Colin Quinn in a scene from

Colin Quinn in a scene from "Colin Quinn The New York Story." Credit: Mike Lavoie

Colin Quinn is not trying to bring back the ethnic joke, is he? Please, he's much too deep and smart for that, right? And yet, there is a nostalgia -- better, an exasperated, irritated wistfulness -- in his shaggy, fast-moving new 65-minute solo show "Colin Quinn: The New York Story," which contends that false civility has led to "eggshell walking" and homogenized identities. Nationalities and races that have come to New York for the "authenticity" have been flattened into generics.

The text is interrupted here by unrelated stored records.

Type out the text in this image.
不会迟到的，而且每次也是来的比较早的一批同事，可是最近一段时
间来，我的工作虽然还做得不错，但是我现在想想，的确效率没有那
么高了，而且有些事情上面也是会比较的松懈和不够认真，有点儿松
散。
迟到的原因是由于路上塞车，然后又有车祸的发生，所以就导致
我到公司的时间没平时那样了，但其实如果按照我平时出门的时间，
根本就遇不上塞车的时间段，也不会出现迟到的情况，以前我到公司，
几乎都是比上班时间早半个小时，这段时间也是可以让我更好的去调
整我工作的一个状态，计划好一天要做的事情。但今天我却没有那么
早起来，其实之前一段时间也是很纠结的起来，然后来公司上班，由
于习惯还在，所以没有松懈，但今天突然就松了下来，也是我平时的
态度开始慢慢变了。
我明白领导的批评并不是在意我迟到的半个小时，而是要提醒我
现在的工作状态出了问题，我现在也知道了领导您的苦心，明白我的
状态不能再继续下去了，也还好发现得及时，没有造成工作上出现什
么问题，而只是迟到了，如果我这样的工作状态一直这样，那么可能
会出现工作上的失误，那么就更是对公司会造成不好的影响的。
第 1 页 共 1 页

If anyone can still shoot a little freshness into the well-known limitations of political correctness, this is the guy. Quinn, long past his days at the genially brutal "Weekend Update" anchor on "Saturday Night Live," is on his fourth one-man comedy/psychopolitical history lesson in New York. This one, like the all-encompassing "Long Story Short" on Broadway in 2010, has been directed with a shrewd lack of obvious direction by some pal of his named Jerry Seinfeld.

This piece, based on Quinn's "The Coloring Book: A Comedian Solves Race Relations in America," begins with a silent warning not to expect conventional theater traditions. He comes through the door on a Brooklyn stoop (much like the one in his more fully realized 1998 autobiographical play "An Irish Wake"). Then he stops as if to say "to heck with make-believe," and re-enters from around the door.

Wearing his shlumpy street clothes, his perceptual acuity and his wary eyes, Quinn delivers a dazzling rapid-fire history of the first settlers and their linguistic contributions. (The Dutch brought an abrupt way of cursing; the British "brought a sense of superiority.") As he fast-mumbles through centuries of immigrants, from the Germans to the Italians to the Puerto Ricans and the Greeks, he does not imitate so much as channel, just for a momentary nuance, so that we can see precisely what he means.

For all the enjoyable low-key virtuosity, however, the examples eventually come perilously close to feeling like a list. Finally, when Quinn contends that, in the supposedly good old days, "people were prejudiced without being racist," the distinction feels too easy. "Racism is cruel. Prejudice is funny," he explains, trusting the amusing definitions will clear the whole thing up. At the risk of eggshell-walking, I'm not sure I buy it.

WHEN | WHERE Through Aug. 16, Cherry Lane Theatre, 38 Commerce St.